ARM memory address access

     #define pISR_EINT0 (*(unsigned *) (_ISR_STRATADDRESS+0x74))

     The above statement casts the unsigned integer _ISR_STRATADDRESS+0x74 to a pointer to RAM, which can be accessed using the following statement:

pISR_EINT0 = (int)Eint0_ISR

     To access an absolute address, typecast an integer to a pointer.

2. __irq:

     In order to facilitate the use of high-level languages ​​to write exception handling functions, the ARM compiler has made specific extensions to the exception handling functions. As long as the keyword _irq is used, the compiled function will meet the needs of exception response for scene protection and recovery.

3. Some basic principles for writing interrupt service routines:

     √ Avoid doing floating-point operations in interrupt service routines: A good terminal reading program should follow the principle of being short and effective. Doing floating-point operations in interrupt service routines greatly violates this principle. At the same time, some processors/compilers do not allow floating-point operations in interrupt service routines.

     √ The interrupt service routine cannot have a return value: Therefore, the interrupt service routine is defined as a return type of void, that is: void _irq Eint0_ISR(void);

     √ The interrupt service function cannot pass parameters: so the parameter list is void, that is: void _irq Eint0_ISR(void);

4. Static:

     A static variable is actually a global variable, but it has a scope. It can be used to save the intermediate state of the function where the variable is located during the call of the class, for example:

int cCout()

{

Static int loop = 0;

.......

loop++;

.......

  }

     The value of the loop variable will increase with the number of times the function is called. After the function exits, the value of loop still exists, but loop can only be accessed within the function (function scope), and the memory space of loop will only be allocated and initialized when the function is called for the first time. Each subsequent entry into the function will not allocate static, but directly use the last value. Within a module, a function declared as static can only be called by other functions within the module, and other functions outside the module cannot access it. It is a local global variable.

5. Constant:

     If a variable or object is defined as a constant type, it cannot be updated after the definition (readable but not writable), that is, an initial value must be given to it when defining or describing the type.

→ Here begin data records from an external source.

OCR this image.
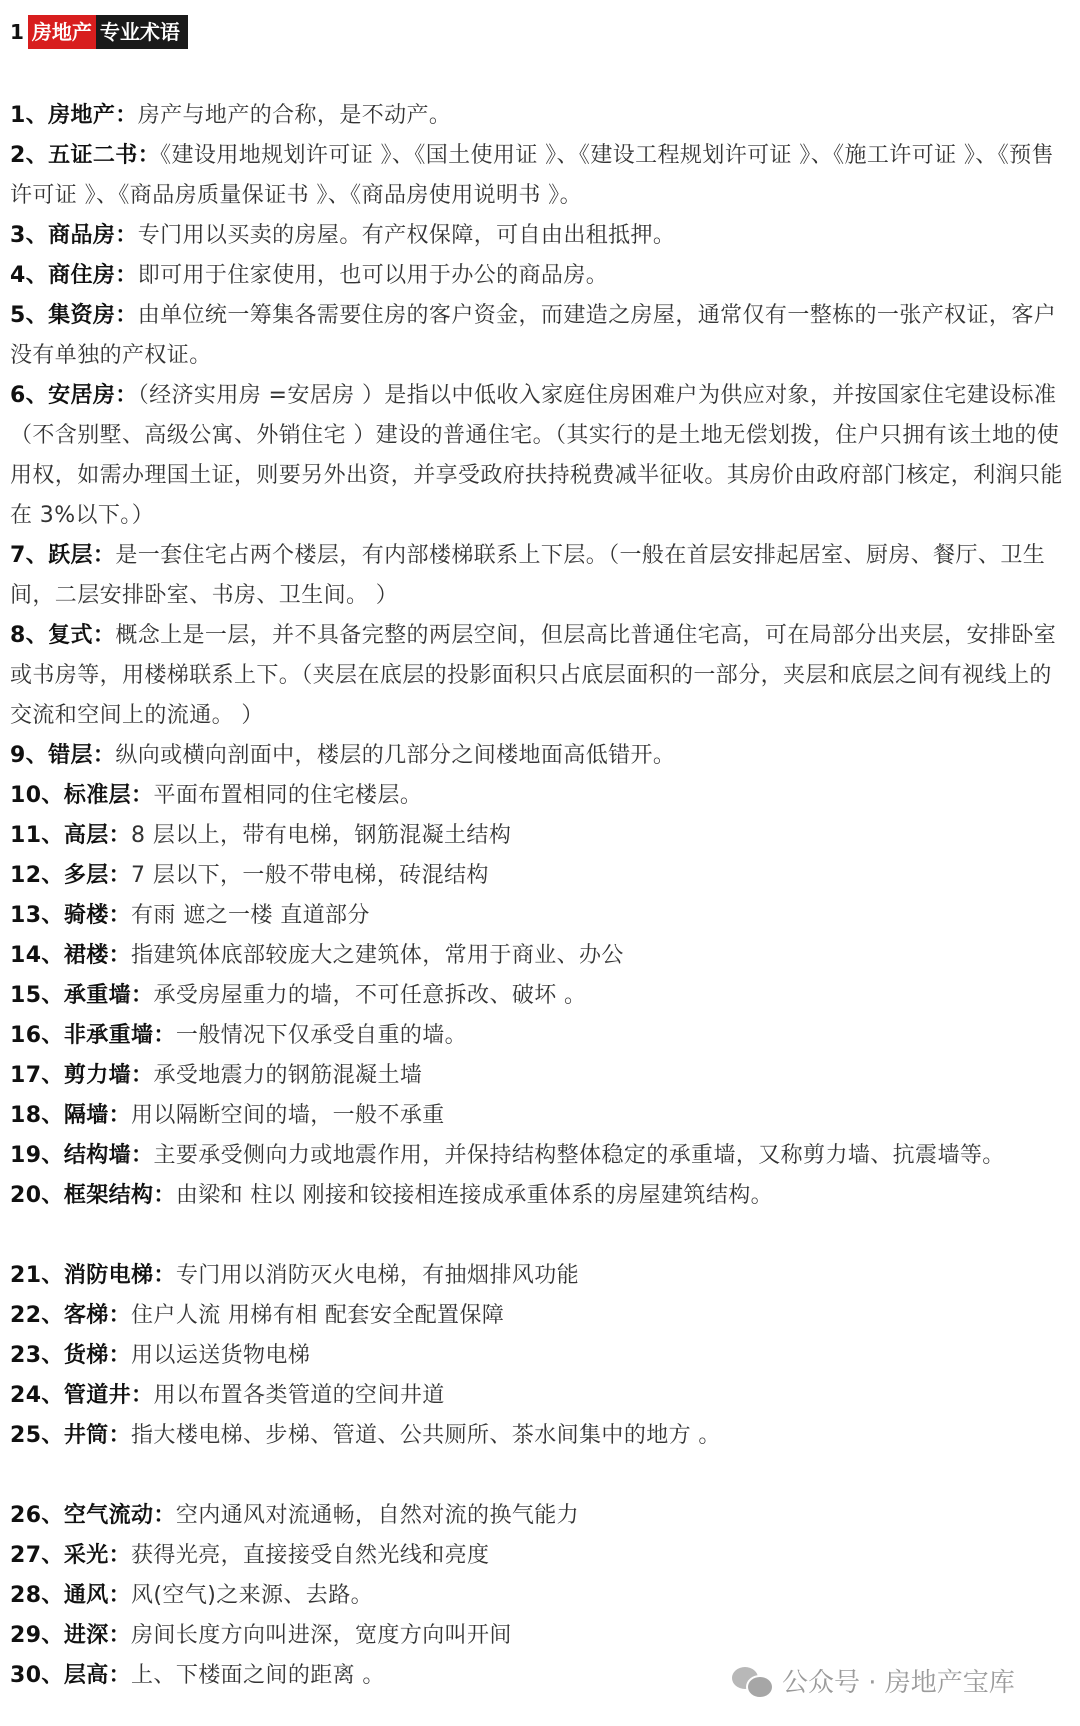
1 房地产 专业术语

1、房地产：房产与地产的合称，是不动产。

2、五证二书：《建设用地规划许可证 》、《国土使用证 》、《建设工程规划许可证 》、《施工许可证 》、《预售许可证 》、《商品房质量保证书 》、《商品房使用说明书 》。

3、商品房：专门用以买卖的房屋。有产权保障，可自由出租抵押。

4、商住房：即可用于住家使用，也可以用于办公的商品房。

5、集资房：由单位统一筹集各需要住房的客户资金，而建造之房屋，通常仅有一整栋的一张产权证，客户没有单独的产权证。

6、安居房：（经济实用房 =安居房 ）是指以中低收入家庭住房困难户为供应对象，并按国家住宅建设标准（不含别墅、高级公寓、外销住宅 ）建设的普通住宅。（其实行的是土地无偿划拨，住户只拥有该土地的使用权，如需办理国土证，则要另外出资，并享受政府扶持税费减半征收。其房价由政府部门核定，利润只能在 3%以下。）

7、跃层：是一套住宅占两个楼层，有内部楼梯联系上下层。（一般在首层安排起居室、厨房、餐厅、卫生间，二层安排卧室、书房、卫生间。 ）

8、复式：概念上是一层，并不具备完整的两层空间，但层高比普通住宅高，可在局部分出夹层，安排卧室或书房等，用楼梯联系上下。（夹层在底层的投影面积只占底层面积的一部分，夹层和底层之间有视线上的交流和空间上的流通。 ）

9、错层：纵向或横向剖面中，楼层的几部分之间楼地面高低错开。

10、标准层：平面布置相同的住宅楼层。

11、高层：8 层以上，带有电梯，钢筋混凝土结构

12、多层：7 层以下，一般不带电梯，砖混结构

13、骑楼：有雨 遮之一楼 直道部分

14、裙楼：指建筑体底部较庞大之建筑体，常用于商业、办公

15、承重墙：承受房屋重力的墙，不可任意拆改、破坏 。

16、非承重墙：一般情况下仅承受自重的墙。

17、剪力墙：承受地震力的钢筋混凝土墙

18、隔墙：用以隔断空间的墙，一般不承重

19、结构墙：主要承受侧向力或地震作用，并保持结构整体稳定的承重墙，又称剪力墙、抗震墙等。

20、框架结构：由梁和 柱以 刚接和铰接相连接成承重体系的房屋建筑结构。

21、消防电梯：专门用以消防灭火电梯，有抽烟排风功能

22、客梯：住户人流 用梯有相 配套安全配置保障

23、货梯：用以运送货物电梯

24、管道井：用以布置各类管道的空间井道

25、井筒：指大楼电梯、步梯、管道、公共厕所、茶水间集中的地方 。

26、空气流动：空内通风对流通畅，自然对流的换气能力

27、采光：获得光亮，直接接受自然光线和亮度

28、通风：风(空气)之来源、去路。

29、进深：房间长度方向叫进深，宽度方向叫开间

30、层高：上、下楼面之间的距离 。	公众号 · 房地产宝库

     Several points to note:

     √ If const is on the left side of the asterisk (*), then const modifies the variable pointed to by the pointer, that is, the pointer points to a constant; such as: const int *a; or int const *a; These two situations are the same (the position of cost in the variable declarator does not matter). The pointer points to a constant and the content cannot be changed at this time, that is, there cannot be a write operation statement *a=3;

     √If cost is on the right side of the model, cost is used to modify the pointer itself, that is, the pointer itself is a constant; for example: the statement int* const a; indicates that the pointer itself is a constant, but the content it points to is not a constant, that is, a++ is wrong.

     √If there are const modifiers on both sides of the asterisk, such as: const int* const a;, it means that the pointer itself and the content pointed to by the pointer are both constants.

6. Volatile:

     To define a volatile variable, the compiler has a technology called data flow analysis, which analyzes where the variables in the program are assigned, where they are used, and where they are invalidated. The analysis results can be used for optimizations such as constant merging and constant propagation. When the compiler checks that the code does not modify the value of the field, it is possible to provide the cache value of the last access when you access the field, which can improve the efficiency of the program, but sometimes these optimizations will cause problems and are not what our program needs. The characteristic is that the program operates on hardware registers. At this time, the volatile keyword can be used to prohibit these optimizations.

     When to use volatile variables:

     √Hardware registers are usually marked volatile because each read or write to them may have a different meaning;

     √ Variables modified in the interrupt service program for detection by other programs need to be declared volatile; otherwise the compiler may update the variable once and then use the cached value each time without updating immediately;

     √ Flags shared between tasks in a multitasking environment should be marked with the volatile keyword: When multiple threads access a field, the code hopes that these accesses can operate (read) the latest value of the field, and the operation of writing to the variable can be updated immediately; add the volatile keyword to the field, then any request (read/write) to the field will be executed immediately.